Molesworth was tapped by the University last year to serve as the first full curator for contemporary art at the Art Museums. She began her duties earlier this month.
“The Houghtons’ gift is both financially and symbolically important,” Molesworth said, adding that the endowment “displays a strong commitment to art of our time.”
James Houghton said in a press release that he and his wife were “delighted” to be able to support Harvard’s museums.
Houghton was out of the country this weekend and could not be reached for comment.
As curator, Molesworth’s work includes acquiring new works, installing and arranging works from the permanent collection, and designing exhibitions.
Molesworth said she hopes that her installation of the permanent collection will “offer a rich and complex narrative about development and competing ideas of living artists.”
In February 2006, the Art Museums released a plan to reinvent their renowned collection with an eye toward the expansion in Allston.
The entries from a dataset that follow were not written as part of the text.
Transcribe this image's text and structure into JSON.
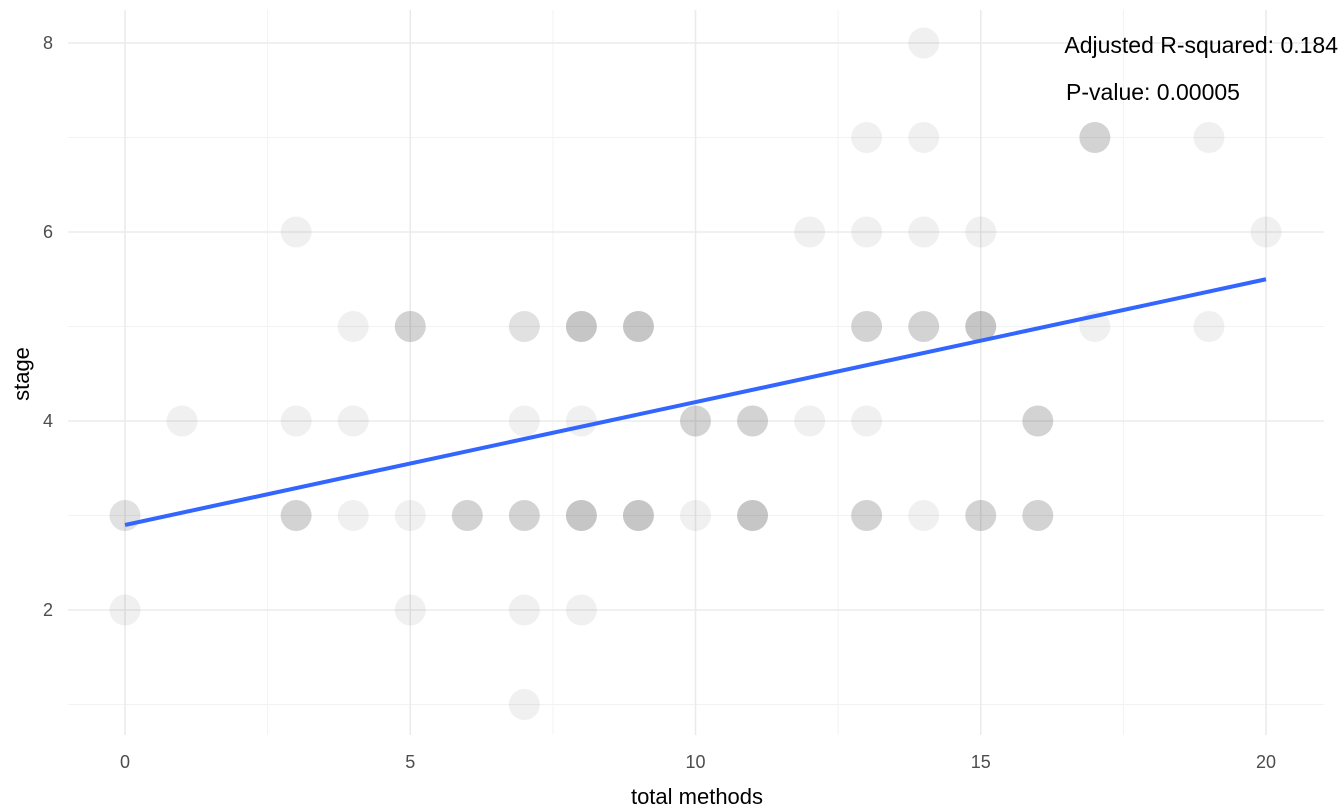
{
  "chart_data": {
    "type": "scatter",
    "title": "",
    "xlabel": "total methods",
    "ylabel": "stage",
    "xlim": [
      -1,
      20.5
    ],
    "ylim": [
      0.7,
      8.3
    ],
    "x_ticks": [
      0,
      5,
      10,
      15,
      20
    ],
    "y_ticks": [
      2,
      4,
      6,
      8
    ],
    "grid": true,
    "legend": "none",
    "point_color": "#000000",
    "point_opacity": 0.06,
    "fit_line": {
      "type": "linear",
      "color": "#3366ff",
      "x": [
        0,
        20
      ],
      "y": [
        2.9,
        5.5
      ]
    },
    "annotations": [
      "Adjusted R-squared: 0.184",
      "P-value: 0.00005"
    ],
    "points": [
      {
        "x": 0,
        "y": 3
      },
      {
        "x": 0,
        "y": 3
      },
      {
        "x": 0,
        "y": 2
      },
      {
        "x": 1,
        "y": 4
      },
      {
        "x": 3,
        "y": 6
      },
      {
        "x": 3,
        "y": 4
      },
      {
        "x": 3,
        "y": 3
      },
      {
        "x": 3,
        "y": 3
      },
      {
        "x": 3,
        "y": 3
      },
      {
        "x": 4,
        "y": 5
      },
      {
        "x": 4,
        "y": 4
      },
      {
        "x": 4,
        "y": 3
      },
      {
        "x": 5,
        "y": 5
      },
      {
        "x": 5,
        "y": 5
      },
      {
        "x": 5,
        "y": 5
      },
      {
        "x": 5,
        "y": 3
      },
      {
        "x": 5,
        "y": 2
      },
      {
        "x": 6,
        "y": 3
      },
      {
        "x": 6,
        "y": 3
      },
      {
        "x": 6,
        "y": 3
      },
      {
        "x": 7,
        "y": 5
      },
      {
        "x": 7,
        "y": 5
      },
      {
        "x": 7,
        "y": 4
      },
      {
        "x": 7,
        "y": 3
      },
      {
        "x": 7,
        "y": 3
      },
      {
        "x": 7,
        "y": 3
      },
      {
        "x": 7,
        "y": 2
      },
      {
        "x": 7,
        "y": 1
      },
      {
        "x": 8,
        "y": 5
      },
      {
        "x": 8,
        "y": 5
      },
      {
        "x": 8,
        "y": 5
      },
      {
        "x": 8,
        "y": 5
      },
      {
        "x": 8,
        "y": 4
      },
      {
        "x": 8,
        "y": 3
      },
      {
        "x": 8,
        "y": 3
      },
      {
        "x": 8,
        "y": 3
      },
      {
        "x": 8,
        "y": 3
      },
      {
        "x": 8,
        "y": 2
      },
      {
        "x": 9,
        "y": 5
      },
      {
        "x": 9,
        "y": 5
      },
      {
        "x": 9,
        "y": 5
      },
      {
        "x": 9,
        "y": 5
      },
      {
        "x": 9,
        "y": 3
      },
      {
        "x": 9,
        "y": 3
      },
      {
        "x": 9,
        "y": 3
      },
      {
        "x": 9,
        "y": 3
      },
      {
        "x": 10,
        "y": 4
      },
      {
        "x": 10,
        "y": 4
      },
      {
        "x": 10,
        "y": 4
      },
      {
        "x": 10,
        "y": 3
      },
      {
        "x": 11,
        "y": 4
      },
      {
        "x": 11,
        "y": 4
      },
      {
        "x": 11,
        "y": 4
      },
      {
        "x": 11,
        "y": 3
      },
      {
        "x": 11,
        "y": 3
      },
      {
        "x": 11,
        "y": 3
      },
      {
        "x": 11,
        "y": 3
      },
      {
        "x": 12,
        "y": 6
      },
      {
        "x": 12,
        "y": 4
      },
      {
        "x": 13,
        "y": 7
      },
      {
        "x": 13,
        "y": 6
      },
      {
        "x": 13,
        "y": 5
      },
      {
        "x": 13,
        "y": 5
      },
      {
        "x": 13,
        "y": 5
      },
      {
        "x": 13,
        "y": 4
      },
      {
        "x": 13,
        "y": 3
      },
      {
        "x": 13,
        "y": 3
      },
      {
        "x": 13,
        "y": 3
      },
      {
        "x": 14,
        "y": 8
      },
      {
        "x": 14,
        "y": 7
      },
      {
        "x": 14,
        "y": 6
      },
      {
        "x": 14,
        "y": 5
      },
      {
        "x": 14,
        "y": 5
      },
      {
        "x": 14,
        "y": 5
      },
      {
        "x": 14,
        "y": 3
      },
      {
        "x": 15,
        "y": 6
      },
      {
        "x": 15,
        "y": 5
      },
      {
        "x": 15,
        "y": 5
      },
      {
        "x": 15,
        "y": 5
      },
      {
        "x": 15,
        "y": 5
      },
      {
        "x": 15,
        "y": 3
      },
      {
        "x": 15,
        "y": 3
      },
      {
        "x": 15,
        "y": 3
      },
      {
        "x": 16,
        "y": 4
      },
      {
        "x": 16,
        "y": 4
      },
      {
        "x": 16,
        "y": 4
      },
      {
        "x": 16,
        "y": 3
      },
      {
        "x": 16,
        "y": 3
      },
      {
        "x": 16,
        "y": 3
      },
      {
        "x": 17,
        "y": 7
      },
      {
        "x": 17,
        "y": 7
      },
      {
        "x": 17,
        "y": 7
      },
      {
        "x": 17,
        "y": 5
      },
      {
        "x": 19,
        "y": 7
      },
      {
        "x": 19,
        "y": 5
      },
      {
        "x": 20,
        "y": 6
      }
    ]
  }
}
Molesworth said that the proposed Allston-Brighton Art Center would provide additional space for works of modern and contemporary art, which are often larger than pieces from other genres and which the Fogg Museum cannot accommodate.
Houghton said in the press release that he and his wife have been impressed by Cabot Director of the Harvard University Art Museums Thomas W. Lentz’s outlook for the museums in the future.
“We applaud his vision to create a new art center in Allston focusing on contemporary art, as well as his plan to renovate and transform the Art Museums’ facilities at 32 Quincy Street,” Houghton said.